The legal proceedings, while not unheard of in the industry, are unusual in that both parties have gone very public. This kind of dispute is rare, and it should be rare, for the simple reason that once you go to court, it doesn’t matter which side you’re on, you’ve already lost.

If you’re Airbus, you may win the lawsuit, but you will lose a good customer that has bought billions of dollars worth of planes. I realise it’s not like there’s a ton of plane makers out there and Qatar is heavily invested in Airbus aircraft. But even with all of Boeing’s problems with the 787 Dreamliner and 777X, I’d bet Boeing sales teams are gearing up to woo Qatar CEO Akbar Al Baker. Reports are already emerging that Qatar may switch to Boeing for a freighter order consisting of about 35 planes.

If you’re Qatar Airways, you might win the lawsuit, but in so doing will eliminate any goodwill built up over the years with Airbus. The plane maker will undoubtedly continue to sell you planes, but I’d bet that any of the usual discounts previously offered will suddenly be steeply reduced or some other way will be found for Airbus to exact its revenge.
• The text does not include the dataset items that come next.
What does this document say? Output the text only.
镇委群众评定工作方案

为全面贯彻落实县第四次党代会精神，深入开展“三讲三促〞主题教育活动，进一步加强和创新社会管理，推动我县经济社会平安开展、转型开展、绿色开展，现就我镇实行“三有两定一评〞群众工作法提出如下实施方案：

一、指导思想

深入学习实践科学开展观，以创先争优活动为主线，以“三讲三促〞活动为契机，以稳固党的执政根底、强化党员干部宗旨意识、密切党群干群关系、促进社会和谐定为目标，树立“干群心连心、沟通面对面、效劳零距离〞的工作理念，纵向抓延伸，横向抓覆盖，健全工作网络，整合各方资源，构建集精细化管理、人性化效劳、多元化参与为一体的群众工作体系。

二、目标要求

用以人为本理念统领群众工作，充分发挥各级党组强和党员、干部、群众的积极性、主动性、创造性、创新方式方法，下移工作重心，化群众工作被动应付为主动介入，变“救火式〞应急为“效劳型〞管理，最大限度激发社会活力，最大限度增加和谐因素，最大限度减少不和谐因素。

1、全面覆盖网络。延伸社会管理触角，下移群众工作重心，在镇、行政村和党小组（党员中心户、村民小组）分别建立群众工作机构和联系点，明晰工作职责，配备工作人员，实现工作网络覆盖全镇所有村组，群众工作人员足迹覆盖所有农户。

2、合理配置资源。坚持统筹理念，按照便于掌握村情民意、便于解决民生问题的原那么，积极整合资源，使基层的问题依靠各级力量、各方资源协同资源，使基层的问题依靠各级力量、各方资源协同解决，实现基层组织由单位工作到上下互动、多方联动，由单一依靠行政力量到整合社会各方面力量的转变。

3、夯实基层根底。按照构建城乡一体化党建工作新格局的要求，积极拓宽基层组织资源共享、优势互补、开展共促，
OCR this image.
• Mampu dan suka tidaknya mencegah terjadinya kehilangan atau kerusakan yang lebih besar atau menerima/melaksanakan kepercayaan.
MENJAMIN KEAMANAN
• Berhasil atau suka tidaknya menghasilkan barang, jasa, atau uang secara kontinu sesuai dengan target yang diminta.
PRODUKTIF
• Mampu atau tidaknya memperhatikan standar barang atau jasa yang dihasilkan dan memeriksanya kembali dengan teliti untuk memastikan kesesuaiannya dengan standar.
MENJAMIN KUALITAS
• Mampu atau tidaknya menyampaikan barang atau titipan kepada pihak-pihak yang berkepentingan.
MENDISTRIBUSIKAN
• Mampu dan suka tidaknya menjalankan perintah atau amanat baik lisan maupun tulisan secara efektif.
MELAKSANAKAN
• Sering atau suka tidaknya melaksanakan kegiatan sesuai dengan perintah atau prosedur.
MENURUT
If the damage on the planes was confined to Qatar, one might be forgiven for taking the side of Airbus. But reports by Reuters and other organisations say at least five other airlines operating in a range of climates have complained about paint or other surface problems since 2016. Airbus has until recently maintained the problem was focused on paint on Qatar’s jets, operated in desert conditions. The plane maker has said it is proposing interim solutions ranging from repairs to repainting and has accused Qatar Airways of ignoring those proposals without reasonable justification. Qatar Airways reiterated on Monday in a Reuters report that it could not be sure whether proposed repairs would work without deeper analysis.

Whichever way this corporate duel turns out, both sides have already lost. I got my start in journalism covering the courts in the US for a business journal. If there’s one thing I learned from that job it is that a smart businessperson does everything and anything they can do to avoid the courthouse steps because the only people who really win are the lawyers. Should’ve listened to mother.